Corporate tax revenues are up again this year by 15%, compared to the first half of 2023
Scope raises Irish credit rating to AA over 'robust economic growth'

Finance Minister Jack Chambers, right, said the positive ratings 'reflect this Government's commitment to a sustainable approach to budgetary policy'. Picture: Stephen Collins/Collins Photos

The Scope ratings agency has upgraded Ireland's long-term credit ratings to AA on what it said was the country's strong public finances and robust economic growth. 

However, it warned that Ireland's high reliance on multinational corporations and exposure to global shocks as a small, open, and financially interconnected economy remains challenging.

It is a recent outlook report, Scope upgraded the country's rating to AA from AA-. 

Scope said it expects the Government's budget balance to remain in surplus over the coming years, reflecting continued sizable windfall corporate income tax receipts, which have increased sharply since the pandemic — more than doubling from €10.9bn in 2019 to €23.8bn last year — and now account for 27% of Government revenues. 

Corporate tax revenues are up again this year by 15%, compared to the first half of 2023.

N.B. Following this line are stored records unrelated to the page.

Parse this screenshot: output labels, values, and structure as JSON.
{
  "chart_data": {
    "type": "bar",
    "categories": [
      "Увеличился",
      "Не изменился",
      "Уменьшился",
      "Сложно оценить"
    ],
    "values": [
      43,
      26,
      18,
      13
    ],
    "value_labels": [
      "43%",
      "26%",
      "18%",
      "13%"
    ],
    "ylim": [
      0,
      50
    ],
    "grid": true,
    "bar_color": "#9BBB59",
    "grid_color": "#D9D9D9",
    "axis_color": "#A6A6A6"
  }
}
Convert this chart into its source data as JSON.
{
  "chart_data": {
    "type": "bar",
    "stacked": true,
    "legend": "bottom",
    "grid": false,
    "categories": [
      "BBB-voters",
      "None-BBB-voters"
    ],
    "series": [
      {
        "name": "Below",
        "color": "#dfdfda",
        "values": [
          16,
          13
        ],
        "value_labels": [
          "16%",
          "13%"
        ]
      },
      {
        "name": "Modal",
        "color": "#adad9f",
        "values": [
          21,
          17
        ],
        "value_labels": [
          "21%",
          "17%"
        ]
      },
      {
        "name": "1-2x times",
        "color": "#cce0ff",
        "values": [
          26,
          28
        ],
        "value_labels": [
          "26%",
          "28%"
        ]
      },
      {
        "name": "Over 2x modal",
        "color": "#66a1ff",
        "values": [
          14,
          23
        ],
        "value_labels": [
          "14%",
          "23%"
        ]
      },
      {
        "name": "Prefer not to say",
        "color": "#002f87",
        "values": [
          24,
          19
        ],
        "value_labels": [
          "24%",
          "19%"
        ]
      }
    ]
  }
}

"Further strengthening Ireland’s fiscal position, the Government has set up two new long-term savings funds in 2024 to ringfence excess corporate tax revenues, estimated to be more than €10bn per year over coming years," Scopes said.

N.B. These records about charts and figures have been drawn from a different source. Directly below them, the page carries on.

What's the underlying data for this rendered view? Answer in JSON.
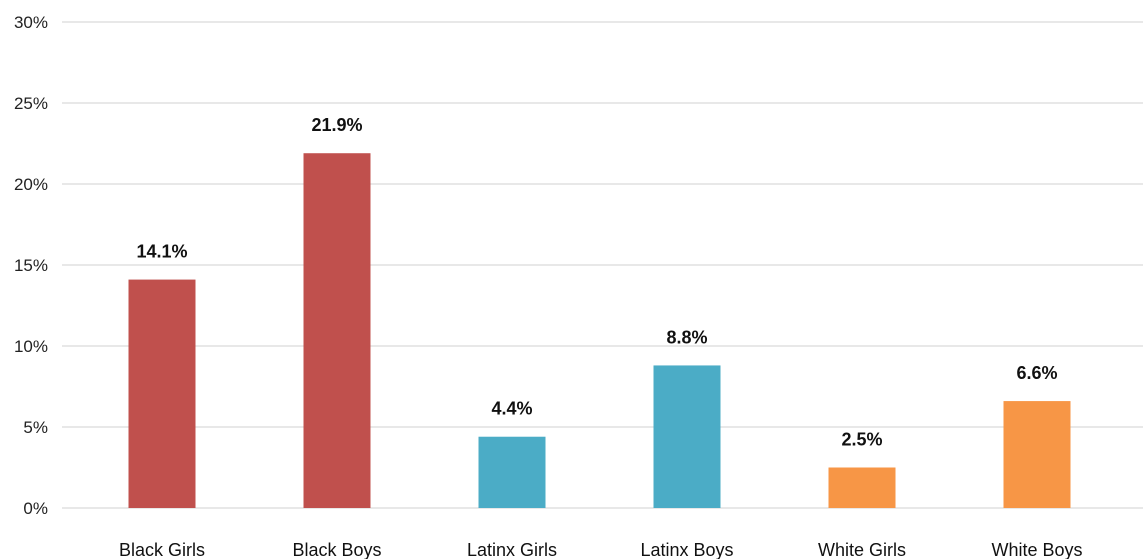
{
  "chart_data": {
    "type": "bar",
    "title": "",
    "xlabel": "",
    "ylabel": "",
    "categories": [
      "Black Girls",
      "Black Boys",
      "Latinx Girls",
      "Latinx Boys",
      "White Girls",
      "White Boys"
    ],
    "values": [
      14.1,
      21.9,
      4.4,
      8.8,
      2.5,
      6.6
    ],
    "data_labels": [
      "14.1%",
      "21.9%",
      "4.4%",
      "8.8%",
      "2.5%",
      "6.6%"
    ],
    "bar_colors": [
      "#c0504d",
      "#c0504d",
      "#4bacc6",
      "#4bacc6",
      "#f79646",
      "#f79646"
    ],
    "ylim": [
      0,
      30
    ],
    "yticks": [
      0,
      5,
      10,
      15,
      20,
      25,
      30
    ],
    "ytick_labels": [
      "0%",
      "5%",
      "10%",
      "15%",
      "20%",
      "25%",
      "30%"
    ],
    "grid": true,
    "legend": "none"
  }
}
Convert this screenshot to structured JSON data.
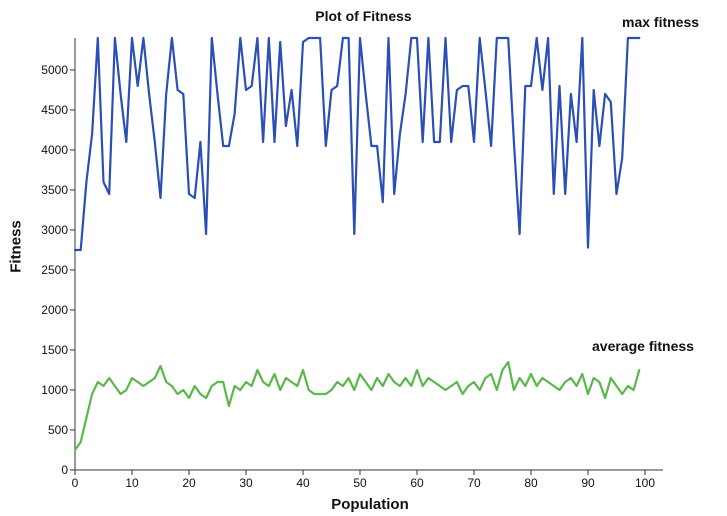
{
  "chart_data": {
    "type": "line",
    "title": "Plot of Fitness",
    "xlabel": "Population",
    "ylabel": "Fitness",
    "xlim": [
      0,
      100
    ],
    "ylim": [
      0,
      5400
    ],
    "xticks": [
      0,
      10,
      20,
      30,
      40,
      50,
      60,
      70,
      80,
      90,
      100
    ],
    "yticks": [
      0,
      500,
      1000,
      1500,
      2000,
      2500,
      3000,
      3500,
      4000,
      4500,
      5000
    ],
    "grid": false,
    "series": [
      {
        "name": "max fitness",
        "color": "#2b4fb5",
        "x": [
          0,
          1,
          2,
          3,
          4,
          5,
          6,
          7,
          8,
          9,
          10,
          11,
          12,
          13,
          14,
          15,
          16,
          17,
          18,
          19,
          20,
          21,
          22,
          23,
          24,
          25,
          26,
          27,
          28,
          29,
          30,
          31,
          32,
          33,
          34,
          35,
          36,
          37,
          38,
          39,
          40,
          41,
          42,
          43,
          44,
          45,
          46,
          47,
          48,
          49,
          50,
          51,
          52,
          53,
          54,
          55,
          56,
          57,
          58,
          59,
          60,
          61,
          62,
          63,
          64,
          65,
          66,
          67,
          68,
          69,
          70,
          71,
          72,
          73,
          74,
          75,
          76,
          77,
          78,
          79,
          80,
          81,
          82,
          83,
          84,
          85,
          86,
          87,
          88,
          89,
          90,
          91,
          92,
          93,
          94,
          95,
          96,
          97,
          98,
          99
        ],
        "values": [
          2750,
          2750,
          3600,
          4200,
          5400,
          3600,
          3450,
          5400,
          4700,
          4100,
          5400,
          4800,
          5400,
          4700,
          4100,
          3400,
          4700,
          5400,
          4750,
          4700,
          3450,
          3400,
          4100,
          2950,
          5400,
          4700,
          4050,
          4050,
          4450,
          5400,
          4750,
          4800,
          5400,
          4100,
          5400,
          4100,
          5350,
          4300,
          4750,
          4050,
          5350,
          5400,
          5400,
          5400,
          4050,
          4750,
          4800,
          5400,
          5400,
          2950,
          5400,
          4700,
          4050,
          4050,
          3350,
          5400,
          3450,
          4200,
          4700,
          5400,
          5400,
          4100,
          5400,
          4100,
          4100,
          5400,
          4100,
          4750,
          4800,
          4800,
          4100,
          5400,
          4750,
          4050,
          5400,
          5400,
          5400,
          4100,
          2950,
          4800,
          4800,
          5400,
          4750,
          5400,
          3450,
          4800,
          3450,
          4700,
          4100,
          5400,
          2780,
          4750,
          4050,
          4700,
          4600,
          3450,
          3900,
          5400,
          5400,
          5400
        ]
      },
      {
        "name": "average fitness",
        "color": "#5ab84a",
        "x": [
          0,
          1,
          2,
          3,
          4,
          5,
          6,
          7,
          8,
          9,
          10,
          11,
          12,
          13,
          14,
          15,
          16,
          17,
          18,
          19,
          20,
          21,
          22,
          23,
          24,
          25,
          26,
          27,
          28,
          29,
          30,
          31,
          32,
          33,
          34,
          35,
          36,
          37,
          38,
          39,
          40,
          41,
          42,
          43,
          44,
          45,
          46,
          47,
          48,
          49,
          50,
          51,
          52,
          53,
          54,
          55,
          56,
          57,
          58,
          59,
          60,
          61,
          62,
          63,
          64,
          65,
          66,
          67,
          68,
          69,
          70,
          71,
          72,
          73,
          74,
          75,
          76,
          77,
          78,
          79,
          80,
          81,
          82,
          83,
          84,
          85,
          86,
          87,
          88,
          89,
          90,
          91,
          92,
          93,
          94,
          95,
          96,
          97,
          98,
          99
        ],
        "values": [
          250,
          350,
          650,
          950,
          1100,
          1050,
          1150,
          1050,
          950,
          1000,
          1150,
          1100,
          1050,
          1100,
          1150,
          1300,
          1100,
          1050,
          950,
          1000,
          900,
          1050,
          950,
          900,
          1050,
          1100,
          1100,
          800,
          1050,
          1000,
          1100,
          1050,
          1250,
          1100,
          1050,
          1200,
          1000,
          1150,
          1100,
          1050,
          1250,
          1000,
          950,
          950,
          950,
          1000,
          1100,
          1050,
          1150,
          1000,
          1200,
          1100,
          1000,
          1150,
          1050,
          1200,
          1100,
          1050,
          1150,
          1050,
          1250,
          1050,
          1150,
          1100,
          1050,
          1000,
          1050,
          1100,
          950,
          1050,
          1100,
          1000,
          1150,
          1200,
          1000,
          1250,
          1350,
          1000,
          1150,
          1050,
          1200,
          1050,
          1150,
          1100,
          1050,
          1000,
          1100,
          1150,
          1050,
          1200,
          950,
          1150,
          1100,
          900,
          1150,
          1050,
          950,
          1050,
          1000,
          1250
        ]
      }
    ],
    "series_labels_position": "right"
  }
}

At least 0.8% of GDP, around €4-6bn, will be transferred to the Future Ireland Fund (FIF) every year until 2035

"The Government estimates that the fund could grow to around €100bn, allowing future governments to draw down the fund’s investment returns from 2041 onwards to contribute to future spending pressures from an ageing population, the digital and climate transitions, without depleting the original capital."

Economic resilience

Ireland’s modified domestic demand growth is also set to remain robust over the coming years, growing by 2.1% in 2024 and 2.5% in 2025.

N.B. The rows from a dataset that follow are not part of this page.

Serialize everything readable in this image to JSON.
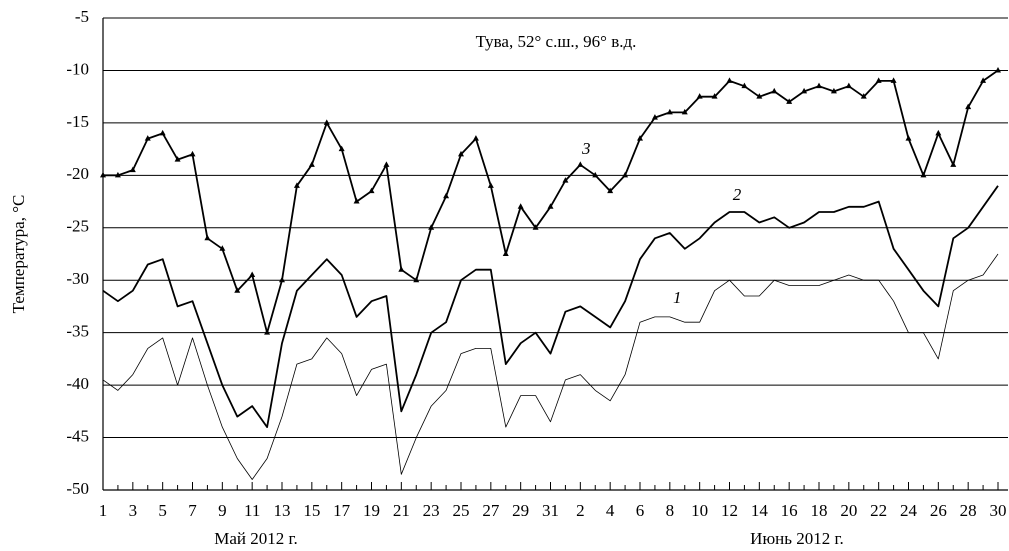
{
  "chart_data": {
    "type": "line",
    "annotation": "Тува, 52° с.ш., 96° в.д.",
    "ylabel": "Температура, °C",
    "month_labels": [
      "Май 2012 г.",
      "Июнь 2012 г."
    ],
    "categories": [
      "1",
      null,
      "3",
      null,
      "5",
      null,
      "7",
      null,
      "9",
      null,
      "11",
      null,
      "13",
      null,
      "15",
      null,
      "17",
      null,
      "19",
      null,
      "21",
      null,
      "23",
      null,
      "25",
      null,
      "27",
      null,
      "29",
      null,
      "31",
      null,
      "2",
      null,
      "4",
      null,
      "6",
      null,
      "8",
      null,
      "10",
      null,
      "12",
      null,
      "14",
      null,
      "16",
      null,
      "18",
      null,
      "20",
      null,
      "22",
      null,
      "24",
      null,
      "26",
      null,
      "28",
      null,
      "30"
    ],
    "ylim": [
      -50,
      -5
    ],
    "yticks": [
      -50,
      -45,
      -40,
      -35,
      -30,
      -25,
      -20,
      -15,
      -10,
      -5
    ],
    "grid": true,
    "series": [
      {
        "name": "1",
        "color": "#000000",
        "values": [
          -39.5,
          -40.5,
          -39,
          -36.5,
          -35.5,
          -40,
          -35.5,
          -40,
          -44,
          -47,
          -49,
          -47,
          -43,
          -38,
          -37.5,
          -35.5,
          -37,
          -41,
          -38.5,
          -38,
          -48.5,
          -45,
          -42,
          -40.5,
          -37,
          -36.5,
          -36.5,
          -44,
          -41,
          -41,
          -43.5,
          -39.5,
          -39,
          -40.5,
          -41.5,
          -39,
          -34,
          -33.5,
          -33.5,
          -34,
          -34,
          -31,
          -30,
          -31.5,
          -31.5,
          -30,
          -30.5,
          -30.5,
          -30.5,
          -30,
          -29.5,
          -30,
          -30,
          -32,
          -35,
          -35,
          -37.5,
          -31,
          -30,
          -29.5,
          -27.5
        ]
      },
      {
        "name": "2",
        "color": "#000000",
        "values": [
          -31,
          -32,
          -31,
          -28.5,
          -28,
          -32.5,
          -32,
          -36,
          -40,
          -43,
          -42,
          -44,
          -36,
          -31,
          -29.5,
          -28,
          -29.5,
          -33.5,
          -32,
          -31.5,
          -42.5,
          -39,
          -35,
          -34,
          -30,
          -29,
          -29,
          -38,
          -36,
          -35,
          -37,
          -33,
          -32.5,
          -33.5,
          -34.5,
          -32,
          -28,
          -26,
          -25.5,
          -27,
          -26,
          -24.5,
          -23.5,
          -23.5,
          -24.5,
          -24,
          -25,
          -24.5,
          -23.5,
          -23.5,
          -23,
          -23,
          -22.5,
          -27,
          -29,
          -31,
          -32.5,
          -26,
          -25,
          -23,
          -21
        ]
      },
      {
        "name": "3",
        "color": "#000000",
        "marker": "triangle",
        "values": [
          -20,
          -20,
          -19.5,
          -16.5,
          -16,
          -18.5,
          -18,
          -26,
          -27,
          -31,
          -29.5,
          -35,
          -30,
          -21,
          -19,
          -15,
          -17.5,
          -22.5,
          -21.5,
          -19,
          -29,
          -30,
          -25,
          -22,
          -18,
          -16.5,
          -21,
          -27.5,
          -23,
          -25,
          -23,
          -20.5,
          -19,
          -20,
          -21.5,
          -20,
          -16.5,
          -14.5,
          -14,
          -14,
          -12.5,
          -12.5,
          -11,
          -11.5,
          -12.5,
          -12,
          -13,
          -12,
          -11.5,
          -12,
          -11.5,
          -12.5,
          -11,
          -11,
          -16.5,
          -20,
          -16,
          -19,
          -13.5,
          -11,
          -10
        ]
      }
    ]
  }
}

Responding to the report, Finance Minister Jack Chambers said it was another strong indicator of the strength and resilience of the economy. 

"These positive ratings reflect this Government’s commitment to a sustainable approach to budgetary policy while continuing to invest in our public services and providing support to households," he said.

Earlier this month, ratings agency Moody's upgraded Ireland’s outlook to positive from stable and affirmed its Aa3 rating.